Depending on how reactive you are to gluten, you might be able to find some less risky choices for eating at these types of events. One option is to seek out Mexican food stands and specify corn tortillas with safer dishes like rice and beans. Go for bare bones options like a baked potato from the stuffed potato stand with nothing but butter and sour cream or a seasoning-free corn on the cob on a stick, wrapped in tin foil and roasted plain. A fruit stand may be a safer bet as well, or one with fresh fruit salad, fruit smoothies with no added protein or flavor powders, or a fruit kabob. While rare, you may even be able to find a food truck that specializes in gluten-free, like Auntie M’s in Minnesota, a GFFS-validated Safe Spot. Even when the ingredients are gluten-free, it’s always important to ask about how cross-contact is being avoided. 
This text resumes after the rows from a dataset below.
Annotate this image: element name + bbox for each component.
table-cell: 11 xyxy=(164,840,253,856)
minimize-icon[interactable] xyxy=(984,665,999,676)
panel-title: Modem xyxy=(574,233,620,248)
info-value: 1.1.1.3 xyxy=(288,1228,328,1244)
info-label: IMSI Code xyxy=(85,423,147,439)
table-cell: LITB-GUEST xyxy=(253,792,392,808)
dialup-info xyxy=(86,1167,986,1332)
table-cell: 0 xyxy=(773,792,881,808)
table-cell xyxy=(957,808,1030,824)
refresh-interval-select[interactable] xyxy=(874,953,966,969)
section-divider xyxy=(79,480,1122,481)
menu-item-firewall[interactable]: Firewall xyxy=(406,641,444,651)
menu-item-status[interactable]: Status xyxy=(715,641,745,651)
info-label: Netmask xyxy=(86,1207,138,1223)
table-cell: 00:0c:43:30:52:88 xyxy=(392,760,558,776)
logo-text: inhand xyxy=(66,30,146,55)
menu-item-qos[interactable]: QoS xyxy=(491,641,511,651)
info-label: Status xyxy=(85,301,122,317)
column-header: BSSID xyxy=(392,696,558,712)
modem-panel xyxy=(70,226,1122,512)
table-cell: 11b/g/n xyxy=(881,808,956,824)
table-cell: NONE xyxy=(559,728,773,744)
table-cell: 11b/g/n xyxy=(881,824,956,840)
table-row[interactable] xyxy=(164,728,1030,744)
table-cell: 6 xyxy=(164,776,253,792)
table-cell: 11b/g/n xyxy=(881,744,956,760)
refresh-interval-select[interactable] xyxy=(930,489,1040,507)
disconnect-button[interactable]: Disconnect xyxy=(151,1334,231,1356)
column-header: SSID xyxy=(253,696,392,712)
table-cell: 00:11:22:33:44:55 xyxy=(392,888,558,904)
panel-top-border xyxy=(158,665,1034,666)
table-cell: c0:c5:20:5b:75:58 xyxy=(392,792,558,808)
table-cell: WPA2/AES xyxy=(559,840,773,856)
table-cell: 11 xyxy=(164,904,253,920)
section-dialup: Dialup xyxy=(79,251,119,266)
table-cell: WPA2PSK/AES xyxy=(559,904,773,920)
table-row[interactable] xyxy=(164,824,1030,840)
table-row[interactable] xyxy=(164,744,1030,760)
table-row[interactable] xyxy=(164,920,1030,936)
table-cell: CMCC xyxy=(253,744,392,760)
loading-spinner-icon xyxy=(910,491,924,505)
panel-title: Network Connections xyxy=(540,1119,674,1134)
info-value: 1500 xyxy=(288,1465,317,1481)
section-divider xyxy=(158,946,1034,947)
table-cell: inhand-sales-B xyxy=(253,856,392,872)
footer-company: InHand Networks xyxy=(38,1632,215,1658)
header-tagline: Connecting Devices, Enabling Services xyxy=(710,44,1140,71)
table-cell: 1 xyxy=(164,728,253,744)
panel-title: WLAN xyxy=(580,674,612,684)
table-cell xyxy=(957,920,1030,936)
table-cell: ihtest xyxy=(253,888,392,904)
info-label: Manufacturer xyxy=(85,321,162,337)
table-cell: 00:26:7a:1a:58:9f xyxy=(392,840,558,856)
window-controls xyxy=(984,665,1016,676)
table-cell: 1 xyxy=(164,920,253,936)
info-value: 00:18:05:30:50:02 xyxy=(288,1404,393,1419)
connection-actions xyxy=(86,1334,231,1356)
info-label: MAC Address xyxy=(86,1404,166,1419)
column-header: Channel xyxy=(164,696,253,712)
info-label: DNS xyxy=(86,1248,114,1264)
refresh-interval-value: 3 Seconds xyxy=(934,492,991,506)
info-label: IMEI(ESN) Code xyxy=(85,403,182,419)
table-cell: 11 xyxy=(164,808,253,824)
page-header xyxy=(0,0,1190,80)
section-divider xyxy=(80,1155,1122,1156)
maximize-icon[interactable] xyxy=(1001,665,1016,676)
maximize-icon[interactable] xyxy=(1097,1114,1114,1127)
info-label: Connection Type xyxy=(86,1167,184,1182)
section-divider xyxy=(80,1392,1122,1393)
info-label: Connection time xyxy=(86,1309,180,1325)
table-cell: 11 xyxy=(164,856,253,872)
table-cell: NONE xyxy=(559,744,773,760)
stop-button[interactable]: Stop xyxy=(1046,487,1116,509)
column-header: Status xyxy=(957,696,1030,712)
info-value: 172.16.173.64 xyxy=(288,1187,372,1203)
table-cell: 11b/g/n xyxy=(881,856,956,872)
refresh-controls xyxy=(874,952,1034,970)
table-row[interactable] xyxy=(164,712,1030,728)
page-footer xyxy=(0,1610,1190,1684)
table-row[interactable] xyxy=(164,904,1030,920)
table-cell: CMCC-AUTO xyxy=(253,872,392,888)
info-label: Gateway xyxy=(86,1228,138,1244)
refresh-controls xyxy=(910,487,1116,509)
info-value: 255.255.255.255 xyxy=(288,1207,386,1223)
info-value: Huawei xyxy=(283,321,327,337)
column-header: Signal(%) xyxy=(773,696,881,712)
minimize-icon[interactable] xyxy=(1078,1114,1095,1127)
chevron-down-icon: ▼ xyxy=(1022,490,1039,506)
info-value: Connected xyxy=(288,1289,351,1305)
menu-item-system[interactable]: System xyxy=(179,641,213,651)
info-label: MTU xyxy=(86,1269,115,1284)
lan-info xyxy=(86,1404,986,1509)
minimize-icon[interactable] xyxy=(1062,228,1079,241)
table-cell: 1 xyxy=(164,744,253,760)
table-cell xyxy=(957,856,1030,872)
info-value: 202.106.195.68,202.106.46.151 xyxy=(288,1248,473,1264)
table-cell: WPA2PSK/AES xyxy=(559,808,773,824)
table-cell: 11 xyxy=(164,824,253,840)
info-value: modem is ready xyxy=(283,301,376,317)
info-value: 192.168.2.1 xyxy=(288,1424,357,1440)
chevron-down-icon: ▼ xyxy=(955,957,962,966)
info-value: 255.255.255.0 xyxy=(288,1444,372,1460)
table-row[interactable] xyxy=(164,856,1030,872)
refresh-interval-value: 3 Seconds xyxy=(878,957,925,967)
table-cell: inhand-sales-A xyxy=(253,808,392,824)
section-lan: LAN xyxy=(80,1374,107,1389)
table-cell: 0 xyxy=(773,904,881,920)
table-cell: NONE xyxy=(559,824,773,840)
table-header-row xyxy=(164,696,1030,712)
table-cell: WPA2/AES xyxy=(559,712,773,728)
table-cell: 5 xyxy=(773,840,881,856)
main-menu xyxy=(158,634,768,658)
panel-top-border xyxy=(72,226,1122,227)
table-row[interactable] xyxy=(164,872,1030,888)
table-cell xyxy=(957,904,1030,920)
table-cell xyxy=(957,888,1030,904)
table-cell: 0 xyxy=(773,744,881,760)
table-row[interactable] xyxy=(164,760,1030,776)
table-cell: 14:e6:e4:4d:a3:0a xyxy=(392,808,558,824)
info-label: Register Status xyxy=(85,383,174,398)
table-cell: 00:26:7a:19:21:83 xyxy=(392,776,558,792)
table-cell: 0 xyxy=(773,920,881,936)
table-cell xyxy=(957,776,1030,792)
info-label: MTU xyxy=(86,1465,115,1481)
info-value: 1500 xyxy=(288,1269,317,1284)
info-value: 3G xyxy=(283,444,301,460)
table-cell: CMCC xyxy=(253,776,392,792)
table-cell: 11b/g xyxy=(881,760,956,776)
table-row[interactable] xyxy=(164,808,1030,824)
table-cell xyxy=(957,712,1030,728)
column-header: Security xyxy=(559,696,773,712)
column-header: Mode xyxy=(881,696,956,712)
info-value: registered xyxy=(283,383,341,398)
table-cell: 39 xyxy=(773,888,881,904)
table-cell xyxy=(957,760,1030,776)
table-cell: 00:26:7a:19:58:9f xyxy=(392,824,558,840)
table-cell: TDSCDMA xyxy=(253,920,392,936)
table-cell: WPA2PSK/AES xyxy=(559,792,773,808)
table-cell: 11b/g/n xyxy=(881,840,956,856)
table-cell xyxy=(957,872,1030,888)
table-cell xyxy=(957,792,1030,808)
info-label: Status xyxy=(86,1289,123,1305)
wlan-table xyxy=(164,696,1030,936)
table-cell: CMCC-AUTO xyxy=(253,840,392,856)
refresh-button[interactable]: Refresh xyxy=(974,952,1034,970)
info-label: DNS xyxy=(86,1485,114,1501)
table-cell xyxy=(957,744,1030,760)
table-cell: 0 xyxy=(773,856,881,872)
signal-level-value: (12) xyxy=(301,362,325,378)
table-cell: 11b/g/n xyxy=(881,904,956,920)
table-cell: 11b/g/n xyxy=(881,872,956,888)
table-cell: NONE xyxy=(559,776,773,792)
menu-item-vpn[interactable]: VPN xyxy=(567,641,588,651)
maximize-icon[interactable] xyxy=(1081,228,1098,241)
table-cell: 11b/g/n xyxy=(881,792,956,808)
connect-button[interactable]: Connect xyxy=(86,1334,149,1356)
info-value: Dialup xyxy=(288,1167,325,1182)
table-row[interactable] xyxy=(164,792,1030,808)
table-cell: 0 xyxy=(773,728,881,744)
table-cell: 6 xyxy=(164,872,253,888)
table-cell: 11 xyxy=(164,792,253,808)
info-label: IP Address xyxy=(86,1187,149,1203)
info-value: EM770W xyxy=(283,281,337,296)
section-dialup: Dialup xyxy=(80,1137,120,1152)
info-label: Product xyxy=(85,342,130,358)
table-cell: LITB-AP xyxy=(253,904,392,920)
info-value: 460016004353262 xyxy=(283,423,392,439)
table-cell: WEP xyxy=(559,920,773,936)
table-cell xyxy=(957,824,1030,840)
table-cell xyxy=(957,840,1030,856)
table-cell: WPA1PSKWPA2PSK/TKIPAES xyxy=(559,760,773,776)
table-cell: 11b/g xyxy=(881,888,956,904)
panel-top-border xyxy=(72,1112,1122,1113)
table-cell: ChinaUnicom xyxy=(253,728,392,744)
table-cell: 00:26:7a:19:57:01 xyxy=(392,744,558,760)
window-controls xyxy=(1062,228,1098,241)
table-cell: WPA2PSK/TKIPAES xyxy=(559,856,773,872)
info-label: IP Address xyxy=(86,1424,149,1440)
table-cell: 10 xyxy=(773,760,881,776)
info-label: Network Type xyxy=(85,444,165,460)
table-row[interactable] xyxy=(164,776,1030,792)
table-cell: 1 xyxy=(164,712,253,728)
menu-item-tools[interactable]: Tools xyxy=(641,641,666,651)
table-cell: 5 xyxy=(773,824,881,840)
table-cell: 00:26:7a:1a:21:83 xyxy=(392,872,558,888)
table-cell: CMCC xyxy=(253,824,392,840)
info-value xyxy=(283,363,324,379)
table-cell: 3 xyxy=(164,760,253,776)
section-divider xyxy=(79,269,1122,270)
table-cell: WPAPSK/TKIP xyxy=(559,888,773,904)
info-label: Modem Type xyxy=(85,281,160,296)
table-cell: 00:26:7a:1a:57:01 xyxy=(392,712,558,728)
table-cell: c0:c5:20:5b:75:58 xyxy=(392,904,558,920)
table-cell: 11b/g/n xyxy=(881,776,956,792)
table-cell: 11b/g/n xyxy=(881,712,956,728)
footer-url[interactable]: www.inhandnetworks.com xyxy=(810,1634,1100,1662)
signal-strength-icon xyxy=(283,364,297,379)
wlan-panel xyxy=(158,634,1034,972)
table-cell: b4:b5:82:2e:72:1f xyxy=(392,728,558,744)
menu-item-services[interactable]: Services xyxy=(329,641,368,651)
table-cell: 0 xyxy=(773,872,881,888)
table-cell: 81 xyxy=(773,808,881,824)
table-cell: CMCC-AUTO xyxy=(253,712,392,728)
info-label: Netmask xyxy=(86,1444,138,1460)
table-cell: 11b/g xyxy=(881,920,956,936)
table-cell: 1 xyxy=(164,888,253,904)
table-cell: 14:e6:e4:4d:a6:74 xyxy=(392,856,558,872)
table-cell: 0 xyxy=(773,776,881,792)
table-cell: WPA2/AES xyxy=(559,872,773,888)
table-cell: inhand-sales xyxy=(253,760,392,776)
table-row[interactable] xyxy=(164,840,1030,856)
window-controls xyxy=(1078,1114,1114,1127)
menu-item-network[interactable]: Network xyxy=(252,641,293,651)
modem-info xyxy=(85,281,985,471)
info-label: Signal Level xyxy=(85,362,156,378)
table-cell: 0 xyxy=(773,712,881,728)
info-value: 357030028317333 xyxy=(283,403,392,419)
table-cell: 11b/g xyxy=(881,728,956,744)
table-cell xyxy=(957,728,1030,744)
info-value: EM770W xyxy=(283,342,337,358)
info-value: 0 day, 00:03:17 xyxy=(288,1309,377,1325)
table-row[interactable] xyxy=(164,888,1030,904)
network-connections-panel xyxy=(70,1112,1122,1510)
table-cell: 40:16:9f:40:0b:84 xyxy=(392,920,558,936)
If you’re going to a festival or fair, don’t forget to pack some gluten-free energy bars or other safe snacks if you need an option. No need to go hungry while you’re enjoying that concert or carnival rides! 


Beach Days and Camping Nights 

Heading out to the beach and packing lunch and snacks? Follow the same rules for a day of sun, water, and sand that you would for any picnic: separate carriers or air-tight containers or go fully gluten-free. If you’re thinking of buying food from a nearby food truck or concession stand, investigate Mexican cuisine or ones that serve exclusively gluten-free options. 

If you’re going to camp out in the wilderness, bringing entirely gluten-free options is your safest bet. From gluten-free pancake mixes to gluten-free breads for sandwiches and buns for burgers and hot dogs, there are a lot of trusted brands out there with GFCO-certified gluten-free options. Don’t forget the marshmallows, chocolate bars, and gluten-free graham crackers for your s’mores! Read the ingredient labels on those marshmallows and chocolate bars just to be sure they are entirely gluten-free. 


Having celiac disease or gluten sensitivity should not prevent you from taking advantage of all that summertime has to offer. When food is involved, stay alert, ask questions, and when in doubt, bring your own gluten-free foods and snacks to enjoy. 



Disclaimer: The information on this website is for educational purposes only. Consult your healthcare team when considering this information.